The man page for GNU cpp
has some admonishing words:
The C preprocessor is intended to be used only with C, C++, and Objective-C source code. In the past, it has been abused as a general text processor. It will choke on input which does not obey C's lexical rules. For example, apostrophes will be interpreted as the beginning of character constants, and cause errors. Also, you cannot rely on it preserving characteristics of the input which are not significant to C-family languages. If a Makefile is preprocessed, all the hard tabs will be removed, and the Makefile will not work. Having said that, you can often get away with using cpp on things which are not C. Other Algol-ish programming languages are often safe (Pascal, Ada, etc.) So is assembly, with caution. -traditional-cpp mode preserves more white space, and is otherwise more permissive. Many of the problems can be avoided by writing C or C++ style comments instead of native language comments, and keeping macros simple.

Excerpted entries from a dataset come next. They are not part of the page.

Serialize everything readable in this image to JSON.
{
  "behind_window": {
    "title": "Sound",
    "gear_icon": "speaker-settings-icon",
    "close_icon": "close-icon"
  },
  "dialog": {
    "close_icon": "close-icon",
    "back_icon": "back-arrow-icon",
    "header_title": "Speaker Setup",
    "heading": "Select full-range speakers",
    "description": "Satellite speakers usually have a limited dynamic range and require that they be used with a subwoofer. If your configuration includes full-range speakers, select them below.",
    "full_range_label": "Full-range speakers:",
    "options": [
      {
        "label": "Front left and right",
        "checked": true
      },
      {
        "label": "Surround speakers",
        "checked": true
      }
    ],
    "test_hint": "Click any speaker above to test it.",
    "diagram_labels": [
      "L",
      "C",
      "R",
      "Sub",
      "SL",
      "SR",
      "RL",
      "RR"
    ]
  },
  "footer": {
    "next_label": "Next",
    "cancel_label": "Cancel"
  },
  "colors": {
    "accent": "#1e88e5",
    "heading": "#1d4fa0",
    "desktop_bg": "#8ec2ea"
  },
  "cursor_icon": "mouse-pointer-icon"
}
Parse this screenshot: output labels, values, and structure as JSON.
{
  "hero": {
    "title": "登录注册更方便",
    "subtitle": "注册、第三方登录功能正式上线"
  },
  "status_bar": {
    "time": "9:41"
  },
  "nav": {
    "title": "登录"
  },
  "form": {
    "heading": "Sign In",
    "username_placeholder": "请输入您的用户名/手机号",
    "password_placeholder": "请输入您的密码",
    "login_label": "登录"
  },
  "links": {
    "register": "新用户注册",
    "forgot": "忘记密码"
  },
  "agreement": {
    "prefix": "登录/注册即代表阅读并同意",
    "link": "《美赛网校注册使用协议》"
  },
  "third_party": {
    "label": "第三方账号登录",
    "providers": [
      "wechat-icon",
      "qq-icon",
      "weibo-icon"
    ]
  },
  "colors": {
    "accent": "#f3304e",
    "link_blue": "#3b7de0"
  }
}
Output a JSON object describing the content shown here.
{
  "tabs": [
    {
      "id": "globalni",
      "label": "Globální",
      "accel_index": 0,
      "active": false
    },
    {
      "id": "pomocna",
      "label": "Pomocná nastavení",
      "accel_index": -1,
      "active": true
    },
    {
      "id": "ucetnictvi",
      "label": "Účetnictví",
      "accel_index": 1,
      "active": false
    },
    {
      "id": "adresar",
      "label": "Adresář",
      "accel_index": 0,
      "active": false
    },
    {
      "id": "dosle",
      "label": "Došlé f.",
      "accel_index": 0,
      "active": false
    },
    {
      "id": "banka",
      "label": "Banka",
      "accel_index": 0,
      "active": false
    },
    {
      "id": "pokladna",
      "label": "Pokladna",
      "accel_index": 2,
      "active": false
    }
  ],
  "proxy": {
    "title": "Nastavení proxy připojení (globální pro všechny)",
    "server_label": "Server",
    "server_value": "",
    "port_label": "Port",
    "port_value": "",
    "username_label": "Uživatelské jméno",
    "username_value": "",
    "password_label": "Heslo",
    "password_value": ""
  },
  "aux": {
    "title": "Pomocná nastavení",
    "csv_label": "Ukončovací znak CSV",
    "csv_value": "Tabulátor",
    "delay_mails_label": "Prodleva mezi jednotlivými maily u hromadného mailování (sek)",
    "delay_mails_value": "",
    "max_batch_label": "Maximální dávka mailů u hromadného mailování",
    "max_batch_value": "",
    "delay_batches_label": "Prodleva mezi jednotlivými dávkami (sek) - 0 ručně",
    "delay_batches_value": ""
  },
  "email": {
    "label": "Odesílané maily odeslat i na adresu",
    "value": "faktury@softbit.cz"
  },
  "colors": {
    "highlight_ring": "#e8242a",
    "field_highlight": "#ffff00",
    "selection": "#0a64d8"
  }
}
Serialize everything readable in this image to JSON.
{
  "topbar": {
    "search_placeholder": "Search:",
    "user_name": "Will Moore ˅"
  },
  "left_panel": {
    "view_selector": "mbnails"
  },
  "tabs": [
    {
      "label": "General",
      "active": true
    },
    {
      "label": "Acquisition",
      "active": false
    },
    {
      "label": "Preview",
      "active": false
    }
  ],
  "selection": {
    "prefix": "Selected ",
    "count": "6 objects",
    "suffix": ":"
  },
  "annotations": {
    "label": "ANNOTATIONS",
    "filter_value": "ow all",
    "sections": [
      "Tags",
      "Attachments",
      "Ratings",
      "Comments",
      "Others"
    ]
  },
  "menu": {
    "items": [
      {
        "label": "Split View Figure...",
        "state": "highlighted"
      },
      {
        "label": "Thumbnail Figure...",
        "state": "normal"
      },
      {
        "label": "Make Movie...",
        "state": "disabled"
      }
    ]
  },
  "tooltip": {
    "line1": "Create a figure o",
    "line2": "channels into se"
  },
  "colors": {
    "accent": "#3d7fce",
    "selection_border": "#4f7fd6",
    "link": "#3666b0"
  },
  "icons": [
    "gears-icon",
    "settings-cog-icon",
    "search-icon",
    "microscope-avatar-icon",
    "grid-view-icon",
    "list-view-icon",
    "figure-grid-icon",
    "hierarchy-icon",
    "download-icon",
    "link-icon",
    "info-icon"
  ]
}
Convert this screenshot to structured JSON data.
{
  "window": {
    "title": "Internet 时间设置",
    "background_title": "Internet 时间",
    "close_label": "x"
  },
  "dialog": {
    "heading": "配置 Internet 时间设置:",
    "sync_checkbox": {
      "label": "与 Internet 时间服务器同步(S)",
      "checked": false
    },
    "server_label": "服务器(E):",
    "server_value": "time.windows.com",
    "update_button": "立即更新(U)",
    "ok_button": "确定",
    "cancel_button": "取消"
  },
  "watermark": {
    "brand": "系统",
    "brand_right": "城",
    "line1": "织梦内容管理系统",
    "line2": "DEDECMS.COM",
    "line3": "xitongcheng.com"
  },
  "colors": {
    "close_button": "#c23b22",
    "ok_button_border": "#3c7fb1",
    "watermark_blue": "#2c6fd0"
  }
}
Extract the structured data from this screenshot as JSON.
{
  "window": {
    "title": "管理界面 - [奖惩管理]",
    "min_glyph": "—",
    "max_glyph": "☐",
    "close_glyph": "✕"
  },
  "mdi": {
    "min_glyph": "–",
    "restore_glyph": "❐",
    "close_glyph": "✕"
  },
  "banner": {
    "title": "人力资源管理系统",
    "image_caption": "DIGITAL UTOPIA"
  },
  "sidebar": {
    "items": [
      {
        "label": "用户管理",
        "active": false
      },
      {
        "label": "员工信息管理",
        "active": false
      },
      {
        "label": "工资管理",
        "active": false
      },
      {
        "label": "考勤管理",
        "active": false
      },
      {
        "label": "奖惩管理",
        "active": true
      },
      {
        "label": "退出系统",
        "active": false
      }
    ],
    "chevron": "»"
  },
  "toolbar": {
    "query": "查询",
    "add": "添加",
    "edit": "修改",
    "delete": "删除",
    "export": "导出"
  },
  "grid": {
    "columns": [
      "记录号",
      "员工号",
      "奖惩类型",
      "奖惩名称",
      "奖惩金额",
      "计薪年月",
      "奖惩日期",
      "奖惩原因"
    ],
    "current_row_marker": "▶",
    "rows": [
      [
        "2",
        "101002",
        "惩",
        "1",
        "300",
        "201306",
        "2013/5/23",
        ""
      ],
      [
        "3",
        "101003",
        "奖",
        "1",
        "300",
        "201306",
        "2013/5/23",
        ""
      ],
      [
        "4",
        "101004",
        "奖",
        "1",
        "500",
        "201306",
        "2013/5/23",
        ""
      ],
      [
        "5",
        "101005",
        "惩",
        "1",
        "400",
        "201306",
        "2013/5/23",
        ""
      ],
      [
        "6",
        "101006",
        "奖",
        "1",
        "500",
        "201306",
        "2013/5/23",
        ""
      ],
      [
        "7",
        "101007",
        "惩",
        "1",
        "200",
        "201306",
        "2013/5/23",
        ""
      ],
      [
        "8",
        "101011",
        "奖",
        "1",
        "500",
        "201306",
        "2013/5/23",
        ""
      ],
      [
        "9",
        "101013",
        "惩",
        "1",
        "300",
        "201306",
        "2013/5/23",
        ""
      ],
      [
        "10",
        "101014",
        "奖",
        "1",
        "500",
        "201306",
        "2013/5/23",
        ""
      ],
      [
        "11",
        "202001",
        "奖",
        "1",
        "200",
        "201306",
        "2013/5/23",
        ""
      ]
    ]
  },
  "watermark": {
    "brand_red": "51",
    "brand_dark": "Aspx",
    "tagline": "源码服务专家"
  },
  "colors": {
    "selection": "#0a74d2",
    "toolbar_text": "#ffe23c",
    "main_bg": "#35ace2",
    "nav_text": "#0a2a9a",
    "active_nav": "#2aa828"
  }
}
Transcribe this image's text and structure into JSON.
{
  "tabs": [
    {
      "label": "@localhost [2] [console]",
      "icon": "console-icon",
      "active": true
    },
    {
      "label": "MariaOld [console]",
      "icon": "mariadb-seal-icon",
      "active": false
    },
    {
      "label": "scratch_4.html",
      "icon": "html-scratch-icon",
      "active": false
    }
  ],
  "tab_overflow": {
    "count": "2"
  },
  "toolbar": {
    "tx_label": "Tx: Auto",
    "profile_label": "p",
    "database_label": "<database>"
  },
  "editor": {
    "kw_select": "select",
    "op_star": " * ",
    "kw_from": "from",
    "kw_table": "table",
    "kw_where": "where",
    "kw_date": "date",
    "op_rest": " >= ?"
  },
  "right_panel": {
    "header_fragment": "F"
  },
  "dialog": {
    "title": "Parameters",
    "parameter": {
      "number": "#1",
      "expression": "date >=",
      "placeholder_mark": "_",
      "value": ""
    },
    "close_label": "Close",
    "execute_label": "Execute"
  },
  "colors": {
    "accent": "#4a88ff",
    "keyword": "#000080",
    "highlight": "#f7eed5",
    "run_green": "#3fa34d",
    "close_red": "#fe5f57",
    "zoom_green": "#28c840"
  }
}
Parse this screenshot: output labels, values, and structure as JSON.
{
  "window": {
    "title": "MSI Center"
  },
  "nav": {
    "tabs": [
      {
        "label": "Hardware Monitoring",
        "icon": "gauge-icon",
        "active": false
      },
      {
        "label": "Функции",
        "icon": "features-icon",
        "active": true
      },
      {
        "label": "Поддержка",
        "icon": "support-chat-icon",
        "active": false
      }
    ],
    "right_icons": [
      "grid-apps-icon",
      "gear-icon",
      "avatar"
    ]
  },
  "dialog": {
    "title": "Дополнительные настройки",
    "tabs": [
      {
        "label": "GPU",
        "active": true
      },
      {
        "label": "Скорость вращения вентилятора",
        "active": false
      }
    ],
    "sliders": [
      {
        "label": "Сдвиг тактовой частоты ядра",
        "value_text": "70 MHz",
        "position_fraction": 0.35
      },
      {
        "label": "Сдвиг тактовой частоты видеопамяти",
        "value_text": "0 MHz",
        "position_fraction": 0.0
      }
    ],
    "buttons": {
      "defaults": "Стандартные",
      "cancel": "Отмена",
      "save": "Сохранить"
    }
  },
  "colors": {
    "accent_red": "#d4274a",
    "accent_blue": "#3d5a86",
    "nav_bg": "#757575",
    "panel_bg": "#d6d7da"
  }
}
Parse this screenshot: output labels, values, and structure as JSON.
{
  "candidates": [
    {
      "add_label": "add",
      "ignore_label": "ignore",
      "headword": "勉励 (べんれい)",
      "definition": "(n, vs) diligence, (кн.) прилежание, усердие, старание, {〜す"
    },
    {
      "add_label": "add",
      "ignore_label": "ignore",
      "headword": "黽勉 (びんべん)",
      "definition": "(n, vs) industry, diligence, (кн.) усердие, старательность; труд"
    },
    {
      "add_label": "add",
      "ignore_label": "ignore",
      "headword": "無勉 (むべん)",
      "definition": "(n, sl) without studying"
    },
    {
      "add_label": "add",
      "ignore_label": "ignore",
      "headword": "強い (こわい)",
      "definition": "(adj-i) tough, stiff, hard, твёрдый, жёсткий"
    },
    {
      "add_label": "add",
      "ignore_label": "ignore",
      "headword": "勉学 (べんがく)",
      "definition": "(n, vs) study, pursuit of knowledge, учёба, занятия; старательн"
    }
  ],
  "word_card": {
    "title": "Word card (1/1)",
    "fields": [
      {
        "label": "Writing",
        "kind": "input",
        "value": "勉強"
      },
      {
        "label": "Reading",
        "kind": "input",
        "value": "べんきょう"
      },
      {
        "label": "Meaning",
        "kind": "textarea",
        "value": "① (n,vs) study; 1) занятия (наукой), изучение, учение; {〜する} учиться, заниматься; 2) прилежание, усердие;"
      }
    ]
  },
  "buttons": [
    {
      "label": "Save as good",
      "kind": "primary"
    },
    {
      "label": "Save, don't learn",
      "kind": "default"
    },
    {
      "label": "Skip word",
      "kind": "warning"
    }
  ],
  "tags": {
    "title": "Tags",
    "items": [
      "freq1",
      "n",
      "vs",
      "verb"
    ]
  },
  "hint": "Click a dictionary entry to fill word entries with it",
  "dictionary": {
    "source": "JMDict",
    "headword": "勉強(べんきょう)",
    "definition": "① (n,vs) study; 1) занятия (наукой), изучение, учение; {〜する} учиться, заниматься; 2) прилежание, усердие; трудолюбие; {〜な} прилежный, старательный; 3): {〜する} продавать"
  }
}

If you're going to do this anyway, it's probably a good idea to follow the useful recommendation to use the -traditional-cpp
option.
Upvotes: 0
Reputation: 189679
What you are proposing is possible, but isn't usually done, because the shell itself provides far more flexible and dynamic features than the C preprocessor.
You can take action on an environment variable:
case $HELLO in
'' ) foo="World" ;;
* ) foo="Hello" ;;
esac
echo "$foo" # Note quoting
or even just
echo "${HELLO+Hello}${HELLO-World}"
You can specify default values:
: ${HELLO=Hello}
You can throw an error if something is unset:
: ${HELLO?Need a greeting}
In summary, unless you work in an environment where C really requires all of your attention, my simple recommendation would be to learn to use the shell.
Upvotes: 5
Reputation: 6607
This should work fine, in fact you do not need to name the testscript testScript.c at all. Just keep it as testScript.sh and run:
cpp testScript.sh
to run the c preprocessor on it.
This should be more portable than running gcc directly as there are other c preprocessors available other than gcc.